Badr and Dost were humiliated routinely. When being moved between prisons or in groups, they often were thrown to the ground, like that night at Peshawar airport. "They put our faces in the dust," Badr said.
Like virtually all ex-prisoners interviewed, he said he felt deliberately shamed by soldiers when they photographed him naked or gave him regular rectal exams.
The brothers were flown to Guantanamo in May 2002 as soon as Camp Delta, the permanent prison there, was opened. For more than two years, they sat in separate cells, waiting days between interrogation sessions to explain and re-explain their lives and writings.
In his 35 months in U.S. captivity, Badr said, he had about 150 interrogation sessions with 25 different lead interrogators from several U.S. agencies. "And that satire was the biggest cause of their suspicion," he said.
When one team of interrogators "began to accept that this was satire," the whole process would begin anew with interrogators from another agency. In all, Badr said he was told that four U.S. agencies -- including the CIA, FBI and Defense Department -- would have to give their assent before the men could be released. And their names would be circulated to 40 other countries to ensure they were not wanted anywhere else.

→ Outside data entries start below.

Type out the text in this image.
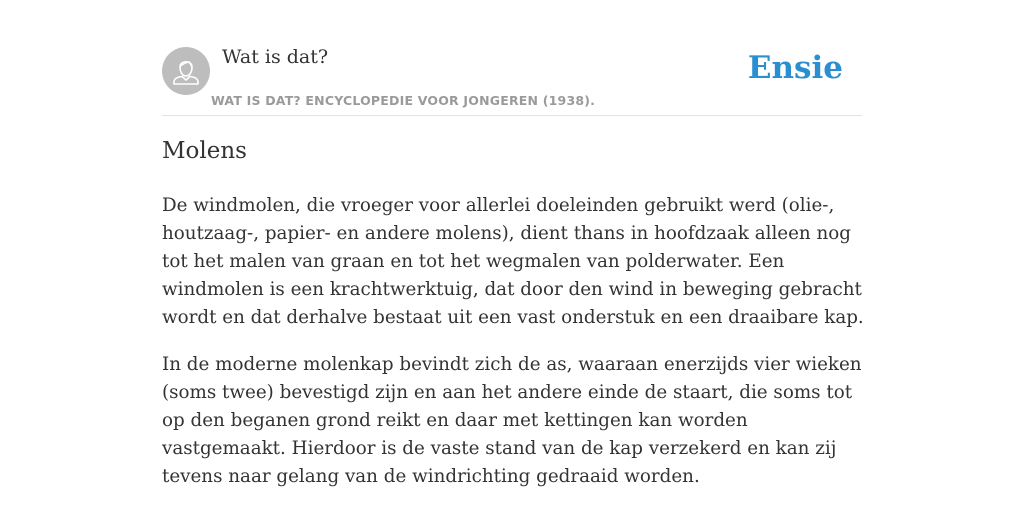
Wat is dat?
WAT IS DAT? ENCYCLOPEDIE VOOR JONGEREN (1938).
Ensie
Molens

De windmolen, die vroeger voor allerlei doeleinden gebruikt werd (olie-, houtzaag-, papier- en andere molens), dient thans in hoofdzaak alleen nog tot het malen van graan en tot het wegmalen van polderwater. Een windmolen is een krachtwerktuig, dat door den wind in beweging gebracht wordt en dat derhalve bestaat uit een vast onderstuk en een draaibare kap.

In de moderne molenkap bevindt zich de as, waaraan enerzijds vier wieken (soms twee) bevestigd zijn en aan het andere einde de staart, die soms tot op den beganen grond reikt en daar met kettingen kan worden vastgemaakt. Hierdoor is de vaste stand van de kap verzekerd en kan zij tevens naar gelang van de windrichting gedraaid worden.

The Americans' investigations seemed to take forever to confirm even where they had lived and studied. "I would tell him [the interrogator] something simple and ... two or two-and-a-half months later, he would come back and say, 'We checked, and you were right about that,'" Badr said.
Another problem was that "Many of the interpreters were not good," said Badr. He recalled an elderly man, arrested by U.S. forces for shooting his rifle at a helicopter, who explained that he had been trapping hawks and fired in anger at one that flew away. But the interpreter mistook the Persian word "booz" (hawk) for "baz" (goat). "The interrogator became very angry," Badr said. "He thought the old man was making a fool of him by claiming to be shooting at goats flying in the air."
Angered by ordeal
Rob conceded that "obviously, we could use more translators," but said the pace at which prisoners are processed -- and innocents released -- is adequate.
That idea angers Badr. "They detained us for three and a half years," he said. "Then they said to us, 'all right, you're innocent, so go away.'"
Of that anger, Rob said, "that's understandable. Especially if he's the breadwinner for his family and there's no one ... " The sentence hung uncompleted.
The brothers' anger is deepened by the abusiveness of many U.S. soldiers, whom Badr compared to "Yahoos," the thuggish characters of Jonathan Swift's "Gulliver's Travels." And they are upset that U.S. officials confiscated all of their prison writings.
Still, Badr sounds neither bitter nor an enemy of America. "I am curious to meet ordinary Americans," he said. "I appreciated my interrogators in Guantanamo. ... Many of them were misguided, for example about my religion. ... But I can say that they were civilized people."